On the issue of public enforcement, the Court found that the exemption only applies to actions brought by a public prosecutor in the name of the People and, thus, did not apply here.

But, were the Council members’ votes protected as an exercise of free speech? The Court concluded that the anti-SLAPP statute protects not only the exercise of free speech rights, but also “any act in furtherance of” those rights, which “extends beyond the contours of the constitutional rights themselves.” On the City’s argument that the votes were not valid, and, thus, not protected by free speech, the Court opined that those allegations were premature and did not apply to whether the Council members were exercising their constitutional rights. Because the appellate court had not reviewed the trial court's determination that the City would prevail on the merits of the lawsuit’s claims, i.e., that the votes were tainted, the matter was sent back to the appellate court to review that issue.

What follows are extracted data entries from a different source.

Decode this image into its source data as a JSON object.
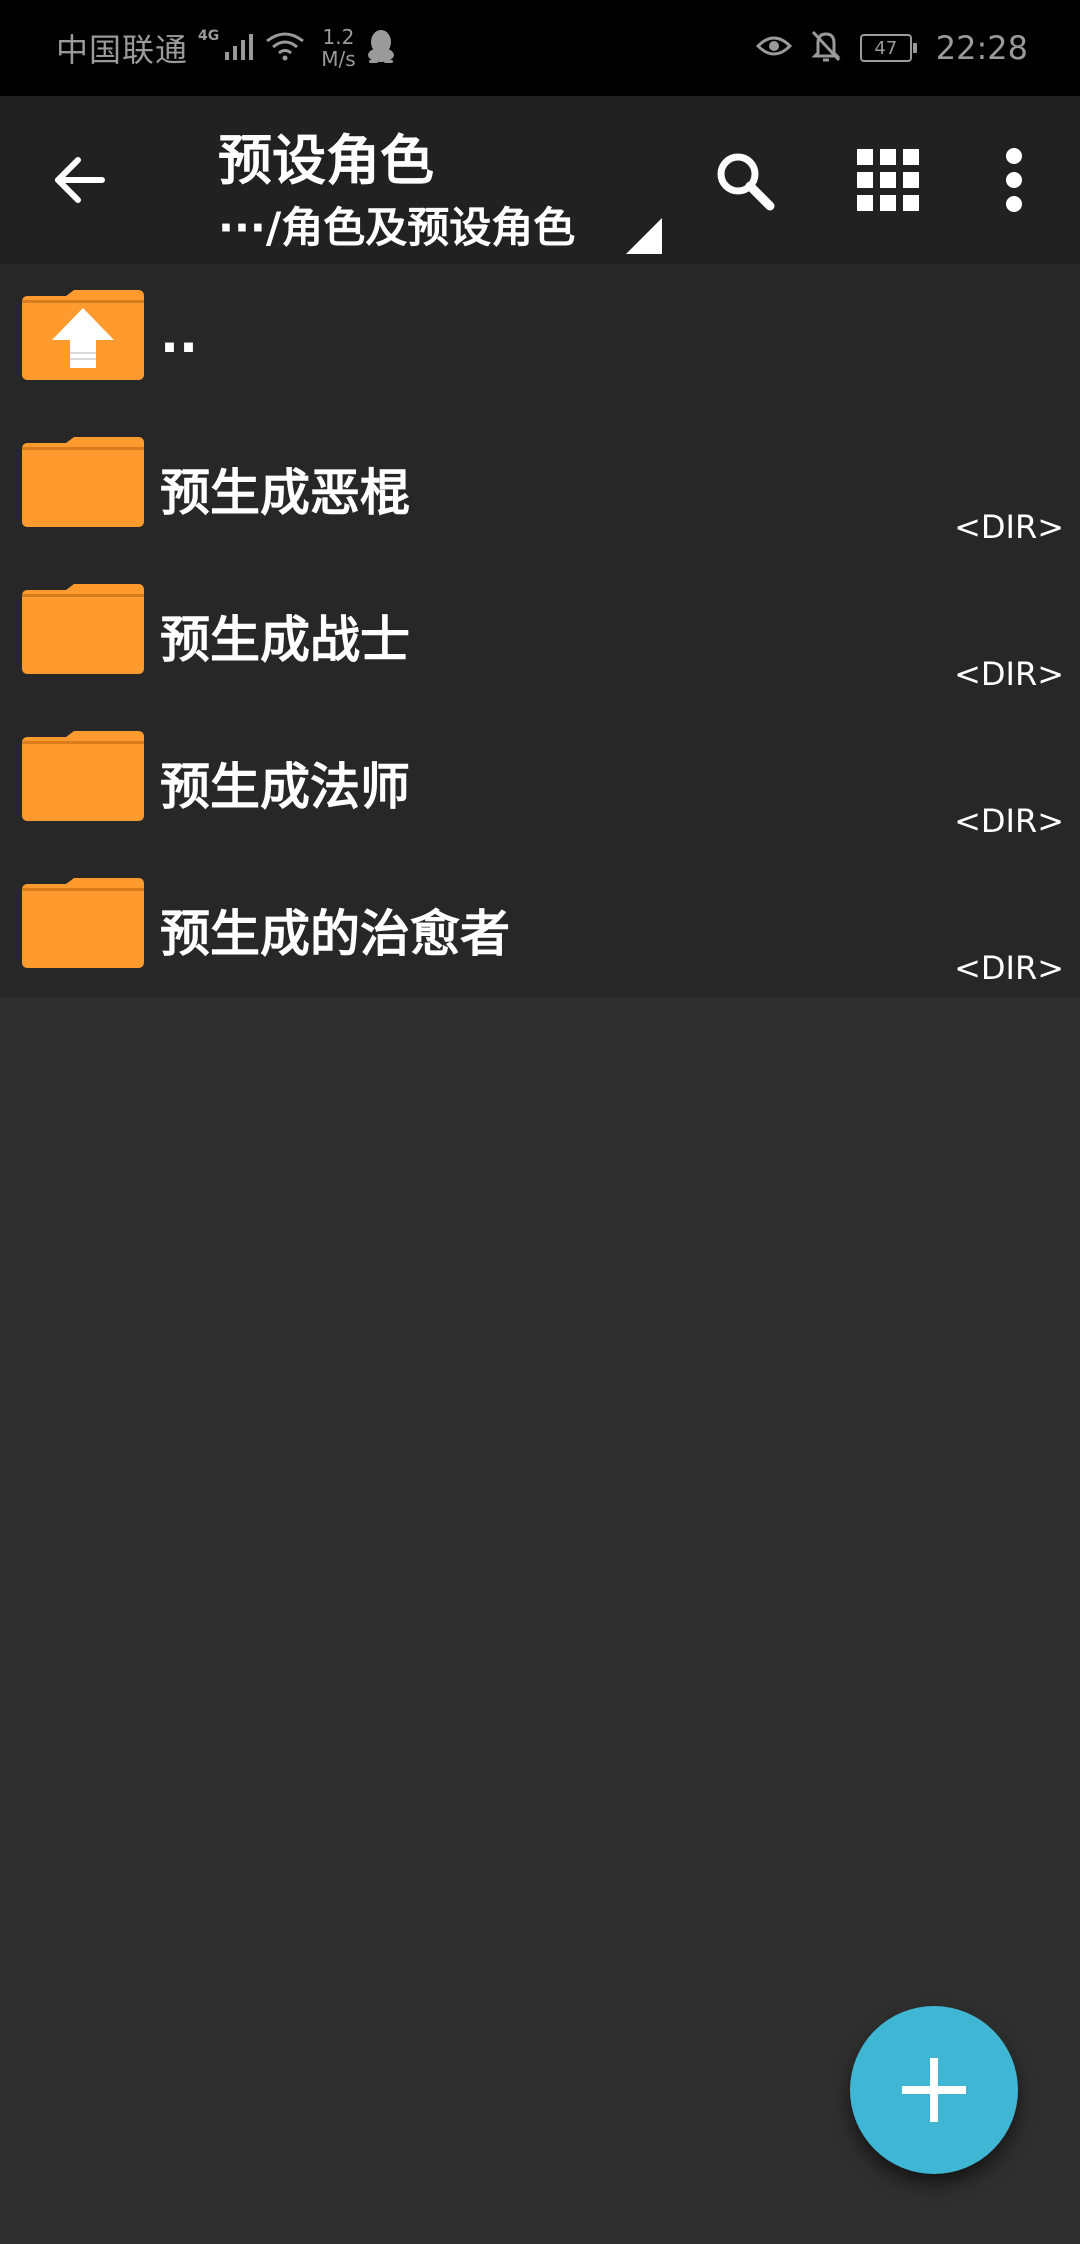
{
  "status_bar": {
    "carrier": "中国联通",
    "network_type": "4G",
    "speed_value": "1.2",
    "speed_unit": "M/s",
    "battery": "47",
    "time": "22:28"
  },
  "toolbar": {
    "title": "预设角色",
    "path": "···/角色及预设角色"
  },
  "files": [
    {
      "name": "..",
      "type": "",
      "icon": "parent-folder-icon"
    },
    {
      "name": "预生成恶棍",
      "type": "<DIR>",
      "icon": "folder-icon"
    },
    {
      "name": "预生成战士",
      "type": "<DIR>",
      "icon": "folder-icon"
    },
    {
      "name": "预生成法师",
      "type": "<DIR>",
      "icon": "folder-icon"
    },
    {
      "name": "预生成的治愈者",
      "type": "<DIR>",
      "icon": "folder-icon"
    }
  ],
  "colors": {
    "folder": "#FF9A2E",
    "fab": "#3FB6D3",
    "toolbar": "#212121",
    "background": "#2F2F2F"
  }
}
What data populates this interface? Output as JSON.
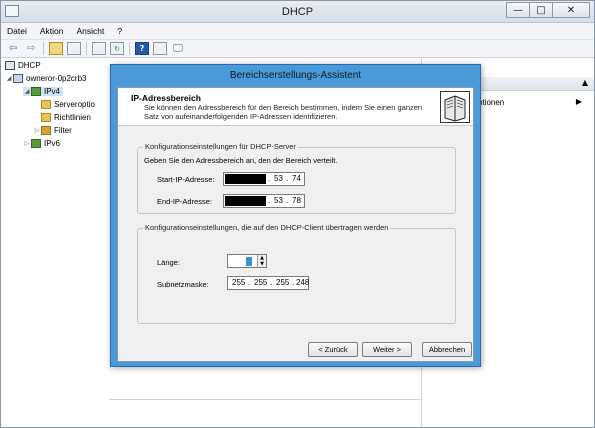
{
  "window": {
    "title": "DHCP",
    "buttons": {
      "minimize": "—",
      "maximize": "□",
      "close": "✕"
    }
  },
  "menu": [
    "Datei",
    "Aktion",
    "Ansicht",
    "?"
  ],
  "toolbar": {
    "icons": [
      "back-arrow-icon",
      "forward-arrow-icon",
      "up-folder-icon",
      "show-tree-icon",
      "properties-icon",
      "refresh-icon",
      "help-icon",
      "panel-icon",
      "monitor-icon"
    ],
    "help_label": "?"
  },
  "tree": {
    "root": "DHCP",
    "server": "owneror-0p2crb3",
    "ipv4": "IPv4",
    "serveroptions": "Serveroptio",
    "policies": "Richtlinien",
    "filter": "Filter",
    "ipv6": "IPv6",
    "expand_open": "◢",
    "expand_closed": "▷"
  },
  "actions_pane": {
    "item": "ptionen",
    "header_arrow": "▲",
    "item_arrow": "▶"
  },
  "dialog": {
    "title": "Bereichserstellungs-Assistent",
    "header_title": "IP-Adressbereich",
    "header_desc": "Sie können den Adressbereich für den Bereich bestimmen, indem Sie einen ganzen Satz von aufeinanderfolgenden IP-Adressen identifizieren.",
    "server_group": {
      "legend": "Konfigurationseinstellungen für DHCP-Server",
      "instruction": "Geben Sie den Adressbereich an, den der Bereich verteilt.",
      "start_label": "Start-IP-Adresse:",
      "start_octets": [
        "53",
        "74"
      ],
      "end_label": "End-IP-Adresse:",
      "end_octets": [
        "53",
        "78"
      ]
    },
    "client_group": {
      "legend": "Konfigurationseinstellungen, die auf den DHCP-Client übertragen werden",
      "length_label": "Länge:",
      "spin_up": "▲",
      "spin_down": "▼",
      "subnet_label": "Subnetzmaske:",
      "subnet_octets": [
        "255",
        "255",
        "255",
        "248"
      ]
    },
    "buttons": {
      "back": "< Zurück",
      "next": "Weiter >",
      "cancel": "Abbrechen"
    }
  }
}
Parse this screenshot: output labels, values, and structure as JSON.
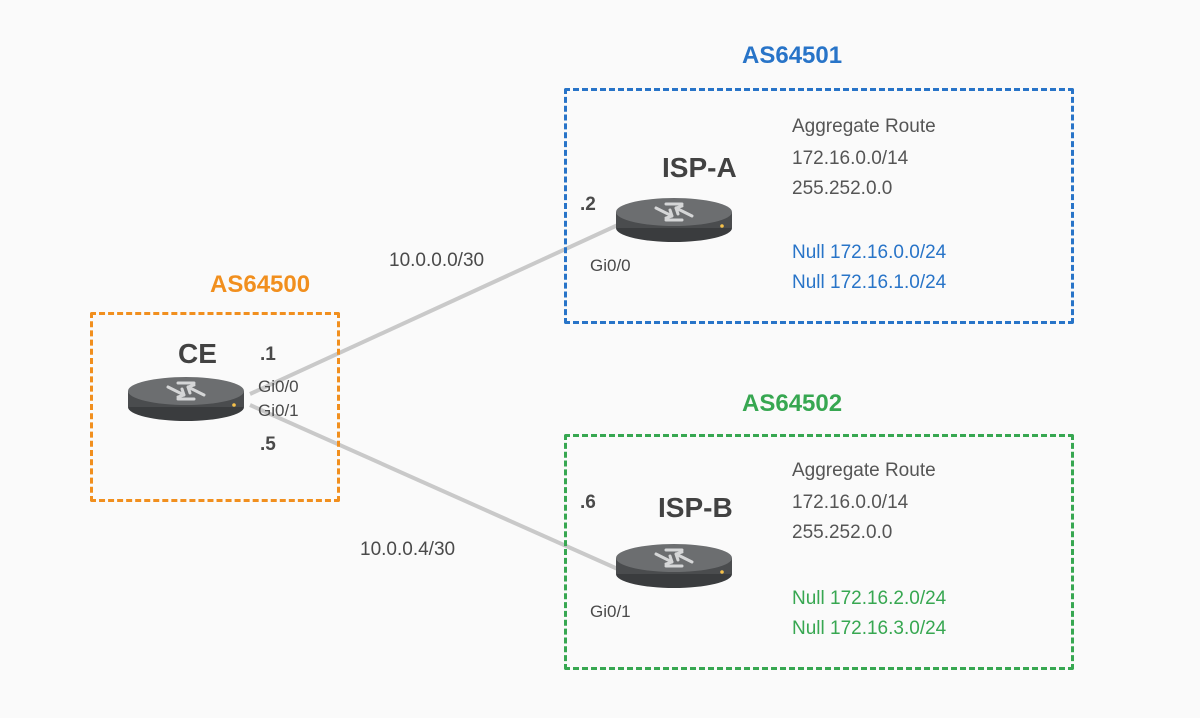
{
  "as": {
    "ce": {
      "title": "AS64500",
      "router_name": "CE",
      "ip1": ".1",
      "iface1": "Gi0/0",
      "iface2": "Gi0/1",
      "ip2": ".5"
    },
    "ispa": {
      "title": "AS64501",
      "router_name": "ISP-A",
      "ip": ".2",
      "iface": "Gi0/0",
      "agg_title": "Aggregate Route",
      "agg_net": "172.16.0.0/14",
      "agg_mask": "255.252.0.0",
      "null1": "Null 172.16.0.0/24",
      "null2": "Null 172.16.1.0/24"
    },
    "ispb": {
      "title": "AS64502",
      "router_name": "ISP-B",
      "ip": ".6",
      "iface": "Gi0/1",
      "agg_title": "Aggregate Route",
      "agg_net": "172.16.0.0/14",
      "agg_mask": "255.252.0.0",
      "null1": "Null 172.16.2.0/24",
      "null2": "Null 172.16.3.0/24"
    }
  },
  "links": {
    "a": "10.0.0.0/30",
    "b": "10.0.0.4/30"
  },
  "colors": {
    "orange": "#f18f1e",
    "blue": "#2874c8",
    "green": "#37a751",
    "gray": "#c9c9c9",
    "router_top": "#6c6e70",
    "router_side": "#4a4c4e",
    "text": "#4a4a4a"
  }
}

Finally, but significantly, the Court distinguished this case against individual elected officials from those cases challenging a board’s collective action, which, the Court held, is not an exercise of free speech. The Montebello Council’s vote — the “collective action” — was successfully challenged here in the private citizen’s section 1090 action after an anti-SLAPP motion was denied. The Court emphasized that the City’s suit challenged the individual votes of the defendants as Council members, and that activity was protected by the anti-SLAPP statute. Thus, individual elected officials may assert the anti-SLAPP statute while the public entity may not.